Perky Young Woman: Hi! Is this your first time bouldering?
Me: Yes.
PYW: OK, let’s go over some safety guidelines. First, do you know how to fall?
Me: I think so, but I generally tend to avoid it, so I’m probably not an expert or anything.
PYW: OK, well the important thing is to keep your arms crossed over your chest. Don’t stick them out or you might break something.
Me: Exactly how much falling is going to be involved here?
PYW: Haha! Also, don’t touch the ceiling or any of the ductwork when you get to the top.
Me: You’re very optimistic about that possibility.
PYW: Haha! The walls range in difficulty from Beginner to Really Super Hard Crazy Advanced. (*Note: she didn’t actually say ‘Really Super Hard Crazy Advanced’, but I can’t remember the actual name and that’s what it looked like.)
Me: Just point me at the kiddie wall.
PYW: Hahahaha! We don’t have one of those.

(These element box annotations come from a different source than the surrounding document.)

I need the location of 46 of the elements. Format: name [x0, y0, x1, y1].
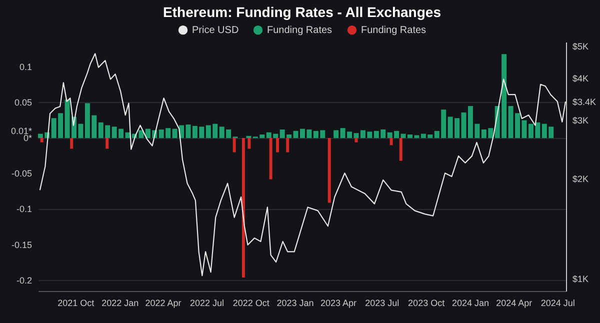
x-tick-label: 2021 Oct	[58, 298, 95, 308]
x-tick-label: 2023 Jul	[365, 298, 400, 308]
bar	[246, 136, 252, 138]
bar	[390, 138, 393, 146]
x-tick-label: 2022 Jul	[190, 298, 224, 308]
bar	[328, 138, 331, 203]
y-tick-label: -0.2	[16, 275, 32, 286]
y-tick-label: -0.15	[11, 240, 32, 250]
y-tick-label: -0.05	[11, 168, 32, 179]
y2-tick-label: $3K	[572, 115, 589, 126]
bar	[269, 138, 272, 180]
y2-tick-label: $3.4K	[572, 97, 596, 108]
x-tick-label: 2023 Oct	[408, 298, 446, 308]
bar	[70, 138, 74, 149]
y-tick-label: -0.1	[16, 204, 32, 214]
bar	[248, 138, 251, 149]
legend-label: Funding Rates	[361, 25, 426, 36]
bar	[40, 138, 44, 142]
x-tick-label: 2022 Jan	[102, 298, 139, 308]
bar	[276, 138, 280, 152]
chart-title: Ethereum: Funding Rates - All Exchanges	[163, 4, 442, 20]
y-tick-label: 0.05	[14, 97, 32, 108]
x-tick-label: 2023 Apr	[320, 298, 356, 308]
bar	[242, 138, 245, 278]
line-series	[39, 53, 566, 276]
y-tick-label: 0.01*	[10, 126, 32, 136]
y2-tick-label: $4K	[572, 74, 589, 84]
legend-label: Price USD	[192, 25, 239, 36]
bar	[354, 138, 358, 142]
bar	[232, 138, 236, 152]
y2-tick-label: $1K	[572, 274, 589, 284]
x-tick-label: 2024 Jul	[540, 298, 575, 308]
x-tick-label: 2022 Oct	[232, 298, 270, 308]
bar	[286, 138, 290, 152]
legend-label: Funding Rates	[267, 25, 332, 36]
y-tick-label: 0*	[23, 133, 32, 144]
bar	[334, 130, 339, 138]
x-tick-label: 2022 Apr	[145, 298, 182, 308]
bar	[399, 138, 402, 161]
y2-tick-label: $5K	[572, 41, 589, 52]
x-tick-label: 2024 Jan	[452, 298, 490, 308]
x-tick-label: 2023 Jan	[276, 298, 314, 308]
bar	[106, 138, 109, 149]
y2-tick-label: $2K	[572, 174, 589, 184]
x-tick-label: 2024 Apr	[496, 298, 532, 308]
y-tick-label: 0.1	[19, 62, 32, 72]
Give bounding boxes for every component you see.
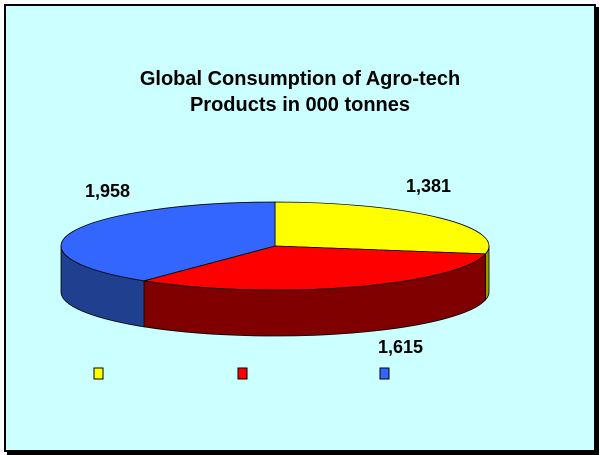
chart-title-line-1: Global Consumption of Agro-tech: [139, 68, 461, 90]
pie-slice-1: [274, 201, 490, 255]
legend-swatch-1: [93, 367, 104, 380]
pie-data-labels: 1,381 1,615 1,958: [85, 176, 451, 357]
legend: [93, 367, 390, 380]
pie-slices: [60, 201, 490, 291]
pie-slice-3: [60, 201, 276, 282]
data-label-slice-3: 1,958: [85, 181, 130, 201]
legend-swatch-2: [237, 367, 248, 380]
pie-side-1: [485, 245, 490, 301]
legend-swatch-3: [379, 367, 390, 380]
chart-title-line-2: Products in 000 tonnes: [189, 94, 411, 116]
data-label-slice-2: 1,615: [378, 337, 423, 357]
chart-title: Global Consumption of Agro-tech Products…: [6, 66, 594, 118]
chart-frame: Global Consumption of Agro-tech Products…: [4, 4, 596, 452]
pie-slice-2: [143, 245, 487, 291]
pie-chart: 1,381 1,615 1,958: [60, 176, 490, 380]
data-label-slice-1: 1,381: [406, 176, 451, 196]
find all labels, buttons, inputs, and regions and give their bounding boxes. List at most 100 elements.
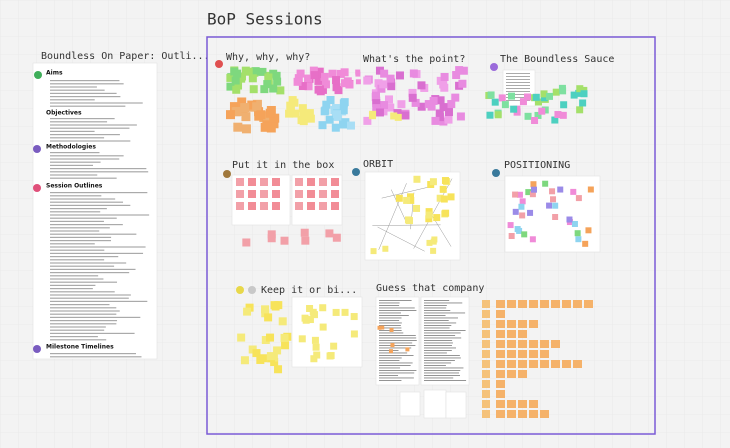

Meanwhile, Kate had already chalked up her hands and was raring to go on a course that was on a backwards leaning incline (see pic 1). She directed me to a VB section of wall, which is to say Very Beginner, which I regarded dubiously. “How do I start?” She showed me and then said, “You try it.” I put one toe of my rental shoe on a grip, grabbed a handhold, and was immediately immobilized. I looked to her for help, but she was halfway up another wall, kind of like Spiderwoman. “Keep going, Mom!” she called out as she scaled the wall like a professional. I persevered and managed to make it up the course, which was straight up and had substantial handholds (see pic 2). Still, I made it to the top, about 15 feet up, and got a little excited until I realized that I had to climb back down. I might have looked like a gecko but at least I didn’t fall (see pic 3). I ended up doing a couple of other sections—one was even slightly harder than Beginner, as Kate cheered me on, and then I spent the rest of the time proudly watching her. The next morning when I woke up, I was only slightly screaming from the pain in my arms. And I can’t wait to do it again.